I tried deleting the entire image and starting from a fresh pull and it's still occurring. My docker start command:

docker run --detach --name=deepstack --restart=always -e MODE=High -e VISION-DETECTION=True -e VISION-FACE=True -v localstorage:/datastore -p 5000:5000 --name deepstack deepquestai/deepstack:latest

I think I might need to roll back to an older version as the resource hit not acceptable for a idle application.
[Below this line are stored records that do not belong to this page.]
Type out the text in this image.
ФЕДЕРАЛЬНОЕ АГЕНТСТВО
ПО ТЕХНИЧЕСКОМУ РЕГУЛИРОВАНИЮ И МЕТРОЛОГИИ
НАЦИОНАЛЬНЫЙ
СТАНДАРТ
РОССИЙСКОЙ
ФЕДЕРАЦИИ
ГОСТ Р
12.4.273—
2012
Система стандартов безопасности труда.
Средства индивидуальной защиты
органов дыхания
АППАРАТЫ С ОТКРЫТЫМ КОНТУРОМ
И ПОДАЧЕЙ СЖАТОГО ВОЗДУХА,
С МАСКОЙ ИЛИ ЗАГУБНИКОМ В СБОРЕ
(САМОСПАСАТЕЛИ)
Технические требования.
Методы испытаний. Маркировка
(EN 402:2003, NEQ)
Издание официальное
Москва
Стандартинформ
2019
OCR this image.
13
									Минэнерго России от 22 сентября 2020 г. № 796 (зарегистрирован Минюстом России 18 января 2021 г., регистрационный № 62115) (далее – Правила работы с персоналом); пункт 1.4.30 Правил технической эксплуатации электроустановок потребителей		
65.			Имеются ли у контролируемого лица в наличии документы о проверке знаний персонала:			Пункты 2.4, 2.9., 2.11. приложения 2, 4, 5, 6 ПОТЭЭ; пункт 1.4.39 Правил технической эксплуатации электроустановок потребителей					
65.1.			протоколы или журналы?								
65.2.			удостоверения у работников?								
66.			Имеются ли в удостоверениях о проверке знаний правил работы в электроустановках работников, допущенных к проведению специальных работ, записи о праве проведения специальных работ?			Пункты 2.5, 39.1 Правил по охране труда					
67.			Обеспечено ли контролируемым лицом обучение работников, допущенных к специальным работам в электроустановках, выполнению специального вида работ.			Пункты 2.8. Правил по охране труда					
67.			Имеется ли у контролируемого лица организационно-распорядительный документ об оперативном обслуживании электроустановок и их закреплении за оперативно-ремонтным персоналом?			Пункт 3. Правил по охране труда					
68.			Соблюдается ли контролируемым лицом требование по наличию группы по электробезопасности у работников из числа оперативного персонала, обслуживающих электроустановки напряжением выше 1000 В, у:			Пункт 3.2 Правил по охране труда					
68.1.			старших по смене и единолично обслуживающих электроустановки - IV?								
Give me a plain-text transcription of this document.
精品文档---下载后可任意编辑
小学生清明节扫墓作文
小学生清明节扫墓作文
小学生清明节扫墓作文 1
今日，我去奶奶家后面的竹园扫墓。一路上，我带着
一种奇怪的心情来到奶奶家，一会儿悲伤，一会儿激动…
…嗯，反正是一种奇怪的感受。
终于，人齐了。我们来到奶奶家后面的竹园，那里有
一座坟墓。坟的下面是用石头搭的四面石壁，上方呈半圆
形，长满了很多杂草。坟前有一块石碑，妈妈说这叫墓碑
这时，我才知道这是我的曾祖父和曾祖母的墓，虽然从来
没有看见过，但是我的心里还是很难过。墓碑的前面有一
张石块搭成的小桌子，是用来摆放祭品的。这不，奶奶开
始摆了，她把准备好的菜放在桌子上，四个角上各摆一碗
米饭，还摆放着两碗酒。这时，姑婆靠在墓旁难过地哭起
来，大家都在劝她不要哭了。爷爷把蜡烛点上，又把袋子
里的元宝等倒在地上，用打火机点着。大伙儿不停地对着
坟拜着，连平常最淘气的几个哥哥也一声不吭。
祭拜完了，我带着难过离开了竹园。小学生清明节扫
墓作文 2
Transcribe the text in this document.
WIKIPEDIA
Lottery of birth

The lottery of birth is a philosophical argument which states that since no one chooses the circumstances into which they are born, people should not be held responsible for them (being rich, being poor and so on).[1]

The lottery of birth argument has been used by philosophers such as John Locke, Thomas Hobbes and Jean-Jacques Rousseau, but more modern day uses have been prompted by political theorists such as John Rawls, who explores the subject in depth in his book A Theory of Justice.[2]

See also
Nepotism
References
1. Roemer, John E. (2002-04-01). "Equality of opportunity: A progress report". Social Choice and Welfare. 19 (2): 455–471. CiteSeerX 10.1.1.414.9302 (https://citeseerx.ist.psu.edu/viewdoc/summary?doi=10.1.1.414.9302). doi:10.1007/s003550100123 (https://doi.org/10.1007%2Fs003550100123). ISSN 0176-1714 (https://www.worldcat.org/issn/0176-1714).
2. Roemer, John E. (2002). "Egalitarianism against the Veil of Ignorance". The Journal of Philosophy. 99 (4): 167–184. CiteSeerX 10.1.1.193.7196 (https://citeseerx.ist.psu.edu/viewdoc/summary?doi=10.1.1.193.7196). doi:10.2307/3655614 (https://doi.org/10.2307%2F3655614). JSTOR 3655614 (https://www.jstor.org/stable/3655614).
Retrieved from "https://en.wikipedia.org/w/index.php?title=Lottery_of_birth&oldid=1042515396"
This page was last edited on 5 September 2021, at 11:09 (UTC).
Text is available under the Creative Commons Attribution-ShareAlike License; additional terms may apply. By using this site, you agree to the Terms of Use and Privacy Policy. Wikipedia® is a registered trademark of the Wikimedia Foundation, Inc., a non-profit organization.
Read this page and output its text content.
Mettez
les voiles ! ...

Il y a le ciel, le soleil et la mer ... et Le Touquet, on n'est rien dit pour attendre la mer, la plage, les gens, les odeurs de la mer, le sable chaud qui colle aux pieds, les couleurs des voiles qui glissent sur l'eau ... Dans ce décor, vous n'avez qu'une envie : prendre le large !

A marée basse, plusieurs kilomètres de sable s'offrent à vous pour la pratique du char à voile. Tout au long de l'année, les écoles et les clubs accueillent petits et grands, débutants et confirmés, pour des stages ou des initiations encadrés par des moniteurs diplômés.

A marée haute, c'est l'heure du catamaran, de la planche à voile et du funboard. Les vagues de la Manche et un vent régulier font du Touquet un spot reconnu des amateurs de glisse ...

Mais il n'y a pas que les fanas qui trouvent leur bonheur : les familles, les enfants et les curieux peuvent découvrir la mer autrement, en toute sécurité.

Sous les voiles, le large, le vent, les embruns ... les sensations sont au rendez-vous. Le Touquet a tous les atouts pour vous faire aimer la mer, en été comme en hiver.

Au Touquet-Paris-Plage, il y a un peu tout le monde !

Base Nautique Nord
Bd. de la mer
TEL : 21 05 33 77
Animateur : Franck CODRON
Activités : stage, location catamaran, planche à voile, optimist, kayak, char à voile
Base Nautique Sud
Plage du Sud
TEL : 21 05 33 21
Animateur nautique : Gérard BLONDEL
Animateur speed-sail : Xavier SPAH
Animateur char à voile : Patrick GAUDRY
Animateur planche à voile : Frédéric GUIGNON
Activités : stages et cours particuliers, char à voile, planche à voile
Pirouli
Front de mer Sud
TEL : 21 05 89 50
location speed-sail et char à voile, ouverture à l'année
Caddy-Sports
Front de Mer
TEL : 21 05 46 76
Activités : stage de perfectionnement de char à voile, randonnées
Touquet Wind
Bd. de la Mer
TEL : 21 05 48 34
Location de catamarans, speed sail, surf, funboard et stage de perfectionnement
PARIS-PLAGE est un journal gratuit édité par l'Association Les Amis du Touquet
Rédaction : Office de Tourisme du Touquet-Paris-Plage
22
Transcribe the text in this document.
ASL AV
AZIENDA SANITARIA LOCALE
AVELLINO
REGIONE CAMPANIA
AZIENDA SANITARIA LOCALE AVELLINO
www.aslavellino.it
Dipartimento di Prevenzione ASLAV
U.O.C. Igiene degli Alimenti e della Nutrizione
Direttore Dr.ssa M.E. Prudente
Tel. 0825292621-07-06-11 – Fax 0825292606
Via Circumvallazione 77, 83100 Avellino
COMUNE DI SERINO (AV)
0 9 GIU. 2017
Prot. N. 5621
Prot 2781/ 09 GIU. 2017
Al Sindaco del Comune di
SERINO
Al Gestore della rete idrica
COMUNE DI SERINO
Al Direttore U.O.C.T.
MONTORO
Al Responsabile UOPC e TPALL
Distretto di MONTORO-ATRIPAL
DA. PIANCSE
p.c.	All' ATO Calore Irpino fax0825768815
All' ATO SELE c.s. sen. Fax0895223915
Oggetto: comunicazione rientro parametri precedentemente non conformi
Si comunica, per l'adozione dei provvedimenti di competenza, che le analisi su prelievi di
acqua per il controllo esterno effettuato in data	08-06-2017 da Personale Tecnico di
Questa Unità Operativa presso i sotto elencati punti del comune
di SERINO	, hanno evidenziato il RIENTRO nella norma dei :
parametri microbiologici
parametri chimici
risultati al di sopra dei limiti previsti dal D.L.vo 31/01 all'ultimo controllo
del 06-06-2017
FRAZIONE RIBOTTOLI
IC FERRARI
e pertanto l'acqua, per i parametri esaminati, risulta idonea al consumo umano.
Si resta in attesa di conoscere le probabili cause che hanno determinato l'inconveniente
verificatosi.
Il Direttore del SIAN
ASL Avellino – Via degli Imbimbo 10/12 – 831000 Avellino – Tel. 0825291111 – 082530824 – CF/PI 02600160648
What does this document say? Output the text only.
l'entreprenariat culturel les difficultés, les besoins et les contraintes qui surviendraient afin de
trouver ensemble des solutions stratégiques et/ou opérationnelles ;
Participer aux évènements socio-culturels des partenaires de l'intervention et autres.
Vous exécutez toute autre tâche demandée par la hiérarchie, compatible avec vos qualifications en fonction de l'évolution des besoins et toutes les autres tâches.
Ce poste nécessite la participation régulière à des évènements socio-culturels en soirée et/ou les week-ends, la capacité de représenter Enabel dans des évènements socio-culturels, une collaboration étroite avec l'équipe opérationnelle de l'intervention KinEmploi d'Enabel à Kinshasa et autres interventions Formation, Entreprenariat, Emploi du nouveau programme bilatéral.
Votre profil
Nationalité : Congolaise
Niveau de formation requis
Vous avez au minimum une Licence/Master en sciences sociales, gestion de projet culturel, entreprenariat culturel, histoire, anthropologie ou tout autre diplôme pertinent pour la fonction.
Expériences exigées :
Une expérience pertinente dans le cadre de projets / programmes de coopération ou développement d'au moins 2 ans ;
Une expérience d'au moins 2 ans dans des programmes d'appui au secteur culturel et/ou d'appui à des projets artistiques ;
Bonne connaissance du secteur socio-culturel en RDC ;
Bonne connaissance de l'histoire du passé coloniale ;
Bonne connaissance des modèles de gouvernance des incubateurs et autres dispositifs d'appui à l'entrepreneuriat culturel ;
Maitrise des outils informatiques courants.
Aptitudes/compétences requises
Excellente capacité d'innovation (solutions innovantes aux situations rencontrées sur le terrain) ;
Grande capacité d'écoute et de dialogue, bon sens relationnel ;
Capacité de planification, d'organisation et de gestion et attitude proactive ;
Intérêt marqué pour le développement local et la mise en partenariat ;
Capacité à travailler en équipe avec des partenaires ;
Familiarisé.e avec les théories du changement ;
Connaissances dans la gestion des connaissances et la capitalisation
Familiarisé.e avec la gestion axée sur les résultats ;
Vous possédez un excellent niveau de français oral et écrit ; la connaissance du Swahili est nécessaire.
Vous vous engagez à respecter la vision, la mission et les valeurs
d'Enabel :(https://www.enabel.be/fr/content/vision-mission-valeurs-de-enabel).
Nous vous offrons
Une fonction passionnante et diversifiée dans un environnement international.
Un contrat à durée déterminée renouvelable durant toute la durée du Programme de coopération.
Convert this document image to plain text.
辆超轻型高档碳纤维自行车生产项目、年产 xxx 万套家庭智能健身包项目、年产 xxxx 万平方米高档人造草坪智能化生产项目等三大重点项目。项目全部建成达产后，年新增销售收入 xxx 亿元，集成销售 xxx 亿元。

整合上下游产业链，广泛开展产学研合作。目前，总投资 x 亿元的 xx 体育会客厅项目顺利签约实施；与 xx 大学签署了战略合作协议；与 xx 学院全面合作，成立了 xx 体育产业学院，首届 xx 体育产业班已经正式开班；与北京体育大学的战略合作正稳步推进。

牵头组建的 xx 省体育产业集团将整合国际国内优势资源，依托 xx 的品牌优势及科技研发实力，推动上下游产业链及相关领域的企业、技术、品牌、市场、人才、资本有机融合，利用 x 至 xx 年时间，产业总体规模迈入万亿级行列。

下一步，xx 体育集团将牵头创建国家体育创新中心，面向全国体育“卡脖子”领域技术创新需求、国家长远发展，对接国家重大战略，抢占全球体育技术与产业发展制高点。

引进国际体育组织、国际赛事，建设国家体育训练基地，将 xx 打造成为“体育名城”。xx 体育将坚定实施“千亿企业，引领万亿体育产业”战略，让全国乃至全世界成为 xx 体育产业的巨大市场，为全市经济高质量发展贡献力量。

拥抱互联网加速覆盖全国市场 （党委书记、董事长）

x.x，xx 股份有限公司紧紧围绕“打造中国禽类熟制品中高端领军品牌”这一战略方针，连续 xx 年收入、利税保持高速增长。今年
Ryushin commented 3 years ago

I rolled back a zfs snapshot that contained the docker image from earlier this morning and this system is running well again. Not sure how to identify the deepstack version:

ocker images
REPOSITORY              TAG       IMAGE ID       CREATED        SIZE
deepquestai/deepstack   latest    8b917481f961   2 months ago   2.97GB
Ryushin commented 3 years ago

So I spoke too soon about the older version not having the idle resource issue. It seems as soon as Blue Iris connects to Deepstack the resource usage goes up. Old version included. Not sure what Blue Iris is doing in the background.

somebody-somewhere-over-the-rainbow commented 3 years ago

same issue here with the normal docker image. Deepstack container is idling around 10-15% on an Xeon E-2224 xen CPU. Python3 creating the load. Hope there will be a fix soon - load should not be that high when it not doing anything. @johnolafenwa: any idea what is creating this idle usage?

Ryushin commented 3 years ago

I worked with Ken at Blue Iris to figure out the problem that was causing the load and a memory leak. When using PTZ cameras on a patrol, having the camera Deepstack option "Detect/Ignore static objects" caused this problem. Disabling it and all was happy again.

somebody-somewhere-over-the-rainbow commented 3 years ago

I am not using blue iris. I just irregulary send pictures to the docker container (which only has VISION-FACE=True enabled) for face recognition.